Pepe Sacristán, el inventor de almas
El actor de Chinchón, Premio Nacional de Cine, castellano recio y maestro de su oficio, ha navegado muchos mares antes de convertirse en el gran profeta de los escenarios
6 julio, 2021 00:00En el cine de calidad, los lugares tienen rango de personaje. Y en estos lugares callejea Dios, un hombre de edad madura con atuendo extranjero, que se mezcla con la gente sin ser reconocido. Supongamos que una tarde, Dios se encuentra a José (Pepe) Sacristán, en el papel de tío Esteban, en una calle de adoquín roto, mientras un arcoíris se aboveda al fondo de un cielo cernido sobre Guadarrama. La sobrina de Esteban, Pamela, está a punto de celebrar su octavo cumpleaños y recibe por parte de su tío un regalo de Dios muy peculiar: un muñeco con forma de bufón llamado Hellequin. Este ingenio le permite a la niña ver más allá de lo que se esconde tras las apariencias de los adultos que la rodean. Partiendo de este momento, Pamela vive bajo la vigilancia del escalofriante muñeco y es testigo de un entramado de mentiras, celos, traiciones y engaños que se tejen a su alrededor.

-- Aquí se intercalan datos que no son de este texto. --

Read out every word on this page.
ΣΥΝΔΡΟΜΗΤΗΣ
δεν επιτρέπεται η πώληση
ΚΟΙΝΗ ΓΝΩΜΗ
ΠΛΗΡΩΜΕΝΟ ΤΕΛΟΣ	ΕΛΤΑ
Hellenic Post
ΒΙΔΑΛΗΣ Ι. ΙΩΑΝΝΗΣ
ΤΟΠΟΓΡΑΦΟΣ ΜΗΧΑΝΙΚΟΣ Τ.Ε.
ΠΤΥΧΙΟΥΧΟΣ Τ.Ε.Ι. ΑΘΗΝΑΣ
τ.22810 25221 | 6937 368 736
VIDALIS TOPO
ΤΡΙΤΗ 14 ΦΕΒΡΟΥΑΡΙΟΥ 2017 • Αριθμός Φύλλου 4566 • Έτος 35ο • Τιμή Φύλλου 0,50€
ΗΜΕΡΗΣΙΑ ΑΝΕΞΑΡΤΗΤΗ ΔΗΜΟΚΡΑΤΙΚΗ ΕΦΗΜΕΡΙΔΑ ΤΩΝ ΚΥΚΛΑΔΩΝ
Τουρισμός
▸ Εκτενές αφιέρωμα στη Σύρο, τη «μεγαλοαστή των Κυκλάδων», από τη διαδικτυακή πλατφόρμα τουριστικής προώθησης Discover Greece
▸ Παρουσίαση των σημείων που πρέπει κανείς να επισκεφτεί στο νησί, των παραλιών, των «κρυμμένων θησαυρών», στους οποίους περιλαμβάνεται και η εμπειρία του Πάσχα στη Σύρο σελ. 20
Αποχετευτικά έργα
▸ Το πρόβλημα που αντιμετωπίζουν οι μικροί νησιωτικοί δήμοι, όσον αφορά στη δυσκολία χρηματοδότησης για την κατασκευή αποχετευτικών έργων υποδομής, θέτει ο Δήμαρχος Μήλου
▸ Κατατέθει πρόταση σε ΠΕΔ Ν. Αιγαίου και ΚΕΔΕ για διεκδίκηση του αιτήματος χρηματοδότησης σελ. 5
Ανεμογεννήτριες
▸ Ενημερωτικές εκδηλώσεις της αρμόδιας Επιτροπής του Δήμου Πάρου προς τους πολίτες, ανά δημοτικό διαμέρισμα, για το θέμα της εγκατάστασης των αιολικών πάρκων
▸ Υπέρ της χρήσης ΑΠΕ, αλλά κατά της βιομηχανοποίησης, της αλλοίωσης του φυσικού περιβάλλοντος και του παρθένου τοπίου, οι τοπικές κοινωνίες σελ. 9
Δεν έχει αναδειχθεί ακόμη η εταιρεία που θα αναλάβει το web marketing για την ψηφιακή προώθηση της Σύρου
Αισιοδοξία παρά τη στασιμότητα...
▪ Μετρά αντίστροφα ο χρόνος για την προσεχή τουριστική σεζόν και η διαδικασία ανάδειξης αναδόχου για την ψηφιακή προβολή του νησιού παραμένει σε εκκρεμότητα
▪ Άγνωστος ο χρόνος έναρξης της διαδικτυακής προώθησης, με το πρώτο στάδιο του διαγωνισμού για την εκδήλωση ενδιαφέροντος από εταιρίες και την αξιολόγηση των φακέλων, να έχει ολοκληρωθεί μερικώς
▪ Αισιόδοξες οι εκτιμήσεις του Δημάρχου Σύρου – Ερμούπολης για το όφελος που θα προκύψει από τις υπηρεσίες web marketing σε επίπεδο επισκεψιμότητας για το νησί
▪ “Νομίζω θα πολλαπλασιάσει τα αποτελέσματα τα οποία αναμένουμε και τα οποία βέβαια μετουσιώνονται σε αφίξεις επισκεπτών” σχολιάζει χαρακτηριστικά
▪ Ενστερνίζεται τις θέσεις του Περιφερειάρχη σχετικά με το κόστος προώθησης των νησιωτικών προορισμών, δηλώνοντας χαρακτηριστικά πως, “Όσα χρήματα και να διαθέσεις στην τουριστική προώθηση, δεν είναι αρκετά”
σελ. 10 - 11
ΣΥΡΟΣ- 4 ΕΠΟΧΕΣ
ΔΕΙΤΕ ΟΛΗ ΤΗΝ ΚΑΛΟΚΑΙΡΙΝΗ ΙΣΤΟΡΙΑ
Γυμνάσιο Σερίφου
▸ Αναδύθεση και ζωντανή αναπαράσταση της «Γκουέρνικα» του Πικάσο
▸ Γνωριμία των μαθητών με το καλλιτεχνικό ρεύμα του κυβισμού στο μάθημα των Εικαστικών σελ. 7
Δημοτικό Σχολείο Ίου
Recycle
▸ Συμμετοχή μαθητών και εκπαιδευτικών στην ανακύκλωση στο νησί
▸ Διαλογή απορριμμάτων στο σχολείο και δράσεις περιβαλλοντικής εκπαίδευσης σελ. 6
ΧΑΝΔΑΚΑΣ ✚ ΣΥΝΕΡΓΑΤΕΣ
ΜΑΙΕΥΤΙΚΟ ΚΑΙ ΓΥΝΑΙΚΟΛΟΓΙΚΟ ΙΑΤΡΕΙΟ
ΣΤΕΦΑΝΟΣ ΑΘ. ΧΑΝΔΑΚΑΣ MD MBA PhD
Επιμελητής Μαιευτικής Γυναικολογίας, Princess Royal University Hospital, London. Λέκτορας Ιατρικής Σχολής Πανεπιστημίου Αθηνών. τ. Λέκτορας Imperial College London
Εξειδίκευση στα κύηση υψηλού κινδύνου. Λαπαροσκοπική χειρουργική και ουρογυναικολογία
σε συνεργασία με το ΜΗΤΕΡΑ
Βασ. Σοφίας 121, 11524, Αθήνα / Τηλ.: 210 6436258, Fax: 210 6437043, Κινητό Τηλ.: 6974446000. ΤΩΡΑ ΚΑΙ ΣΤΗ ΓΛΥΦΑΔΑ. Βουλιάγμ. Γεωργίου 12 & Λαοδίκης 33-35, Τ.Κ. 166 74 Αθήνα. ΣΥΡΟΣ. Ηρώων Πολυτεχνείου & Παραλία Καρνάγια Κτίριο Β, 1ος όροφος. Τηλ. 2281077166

Estamos deseando ver la película Cuidado con lo que deseas, un título que lleva inevitablemente pegado el socorrido chascarrillo que dice cuidado con lo que deseas, porque puede convertirse en realidad. Y eso pensó tal vez, ¿o no?, Pepe Sacristán el pasado viernes, cuando en un punto desconocido entre Segovia y Torrelodones –un lugar con rango de personaje– se enteró de que había sido galardonado con el Premio Nacional de Cinematografía. Él no lo necesita, pero el actor jamás le pierde la cara a la celebración de una trayectoria labrada de éxitos.
En el momento de conocer la noticia, se encontraba en pleno rodaje junto a su amigo, el director Fernando Colomo. ¿Cómo sabemos que nos gustará Cuidado con lo que deseas? No podemos saberlo mientras se esté cocinando, pero “lo sabemos por nuestro propio disfrute”, parafraseando a Paul Valery, poeta y amante del arte, que murió en pleno siglo XX, después de ser diseccionado por Octavio Paz y Jacques Derrida.

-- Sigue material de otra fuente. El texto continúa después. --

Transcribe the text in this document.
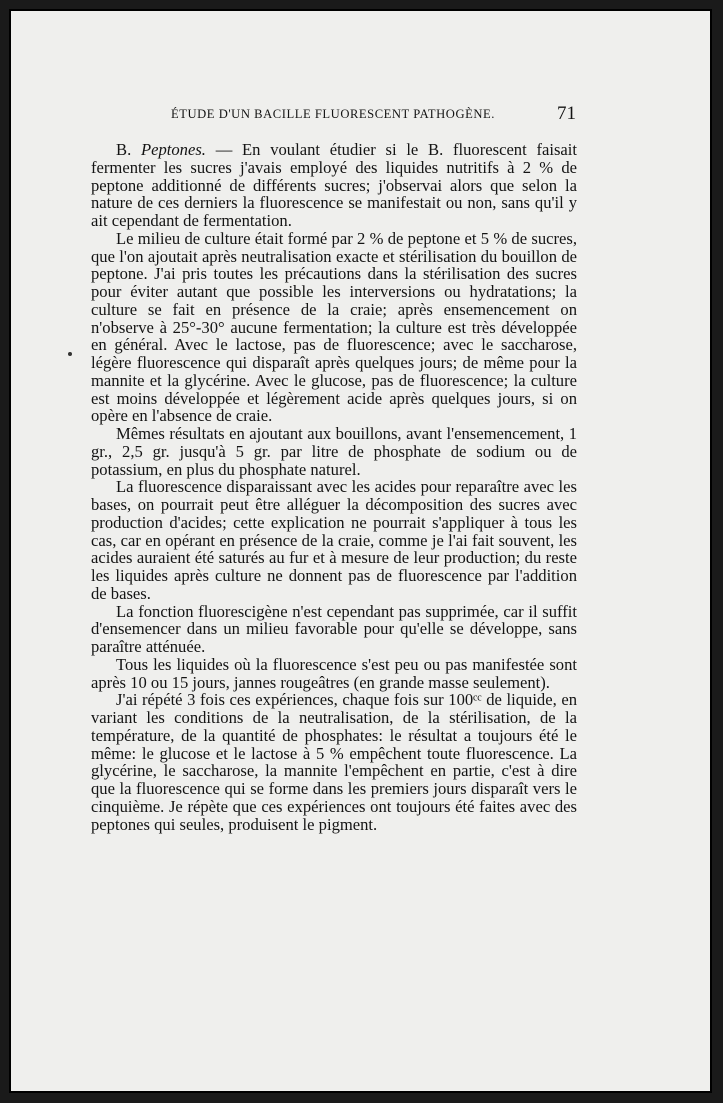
ÉTUDE D'UN BACILLE FLUORESCENT PATHOGÈNE.	71

B. Peptones. — En voulant étudier si le B. fluorescent faisait fermenter les sucres j'avais employé des liquides nutritifs à 2 % de peptone additionné de différents sucres; j'observai alors que selon la nature de ces derniers la fluorescence se manifestait ou non, sans qu'il y ait cependant de fermentation.

Le milieu de culture était formé par 2 % de peptone et 5 % de sucres, que l'on ajoutait après neutralisation exacte et stérilisation du bouillon de peptone. J'ai pris toutes les précautions dans la stérilisation des sucres pour éviter autant que possible les interversions ou hydratations; la culture se fait en présence de la craie; après ensemencement on n'observe à 25°-30° aucune fermentation; la culture est très développée en général. Avec le lactose, pas de fluorescence; avec le saccharose, légère fluorescence qui disparaît après quelques jours; de même pour la mannite et la glycérine. Avec le glucose, pas de fluorescence; la culture est moins développée et légèrement acide après quelques jours, si on opère en l'absence de craie.

Mêmes résultats en ajoutant aux bouillons, avant l'ensemencement, 1 gr., 2,5 gr. jusqu'à 5 gr. par litre de phosphate de sodium ou de potassium, en plus du phosphate naturel.

La fluorescence disparaissant avec les acides pour reparaître avec les bases, on pourrait peut être alléguer la décomposition des sucres avec production d'acides; cette explication ne pourrait s'appliquer à tous les cas, car en opérant en présence de la craie, comme je l'ai fait souvent, les acides auraient été saturés au fur et à mesure de leur production; du reste les liquides après culture ne donnent pas de fluorescence par l'addition de bases.

La fonction fluorescigène n'est cependant pas supprimée, car il suffit d'ensemencer dans un milieu favorable pour qu'elle se développe, sans paraître atténuée.

Tous les liquides où la fluorescence s'est peu ou pas manifestée sont après 10 ou 15 jours, jannes rougeâtres (en grande masse seulement).

J'ai répété 3 fois ces expériences, chaque fois sur 100ᶜᶜ de liquide, en variant les conditions de la neutralisation, de la stérilisation, de la température, de la quantité de phosphates: le résultat a toujours été le même: le glucose et le lactose à 5 % empêchent toute fluorescence. La glycérine, le saccharose, la mannite l'empêchent en partie, c'est à dire que la fluorescence qui se forme dans les premiers jours disparaît vers le cinquième. Je répète que ces expériences ont toujours été faites avec des peptones qui seules, produisent le pigment.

Con más de cien películas sobre sus espaldas, Sacristán es un enemigo del autobombo y de la hagiografía. Piensa como Orwell: “Una vida vista desde dentro sería una serie de derrotas humillantes”. Los actores trabajan su oficio a base de briznas de información inútil; trocean la realidad circundante. La ficción sobrevive en el lugar de los hechos y quienes la interpretan lucen, orlados de laurel, su descenso al drama: “Luz que brillas sobre épocas desvanecidas / estrella que aun doras esta fantasmal orilla….” (Tennyson sobre Virgilio, casi 19 siglos después de la muerte del poeta latino). Sacristán sabe que los versos más inspirados deben ser leídos como encantamientos, en voz alta, la voz del actor.

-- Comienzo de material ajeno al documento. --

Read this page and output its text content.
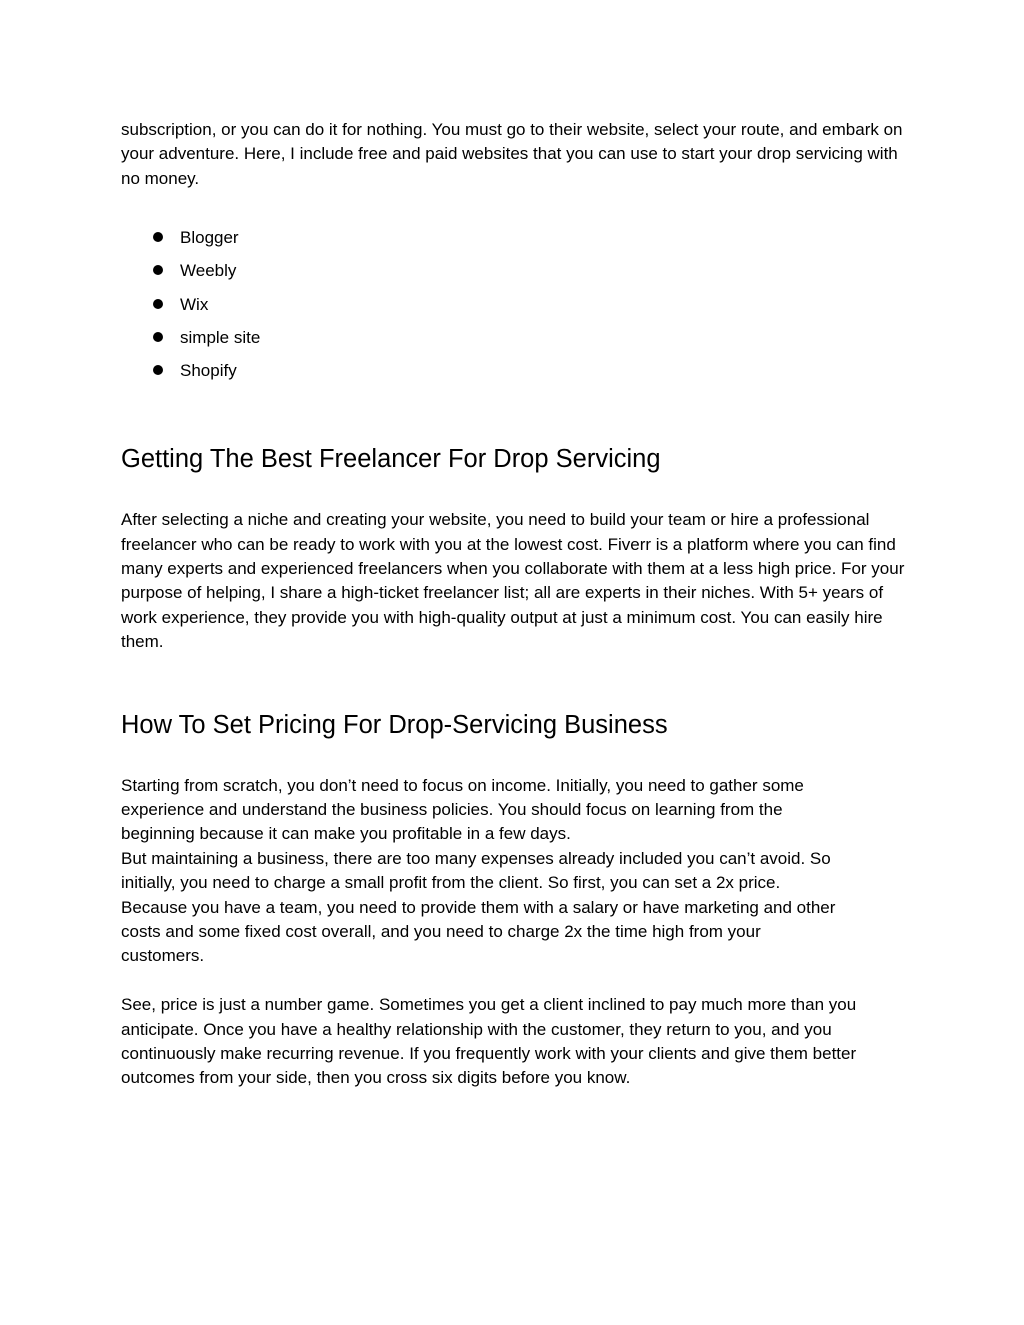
subscription, or you can do it for nothing. You must go to their website, select your route, and embark on your adventure. Here, I include free and paid websites that you can use to start your drop servicing with no money.

Blogger
Weebly
Wix
simple site
Shopify
Getting The Best Freelancer For Drop Servicing

After selecting a niche and creating your website, you need to build your team or hire a professional freelancer who can be ready to work with you at the lowest cost. Fiverr is a platform where you can find many experts and experienced freelancers when you collaborate with them at a less high price. For your purpose of helping, I share a high-ticket freelancer list; all are experts in their niches. With 5+ years of work experience, they provide you with high-quality output at just a minimum cost. You can easily hire them.

How To Set Pricing For Drop-Servicing Business

Starting from scratch, you don’t need to focus on income. Initially, you need to gather some
experience and understand the business policies. You should focus on learning from the
beginning because it can make you profitable in a few days.
But maintaining a business, there are too many expenses already included you can’t avoid. So
initially, you need to charge a small profit from the client. So first, you can set a 2x price.
Because you have a team, you need to provide them with a salary or have marketing and other
costs and some fixed cost overall, and you need to charge 2x the time high from your
customers.

See, price is just a number game. Sometimes you get a client inclined to pay much more than you anticipate. Once you have a healthy relationship with the customer, they return to you, and you continuously make recurring revenue. If you frequently work with your clients and give them better outcomes from your side, then you cross six digits before you know.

Al concederle el galardón, el Ministerio de Cultura dijo que Pepe había trabajado con algunos de los cineastas más relevantes, entre los que destacó a Luis García Berlanga y Fernando Fernán Gómez, cuyos centenarios se celebran este año. Una evidencia si tenemos en cuenta que el Último Austrohúngaro (Berlanga) y el Viejo (Fernán Gómez) fundamentaron en parte la carrera del actor premiado. Y él es diáfano en la referencia a sus amigos-maestros: “Hay formas de andar por la vida, como la de Fernán Gómez o la de Adolfo Marsillach, que me gustan”. Esta vez, el reconocimiento le ha llegado del celuloide, con 83 años cumplidos; antes, en 2015, el galardón le llegó del proscenio, cuando el actor recibió el Emérita Augusta en Mérida. En aquella ocasión no pudo contenerse; se emocionó hasta la lágrima y soltó el mejor homenaje de un lector empedernido de imponente voz: “La necedad es homicida”, célebre frase de Albert Camus.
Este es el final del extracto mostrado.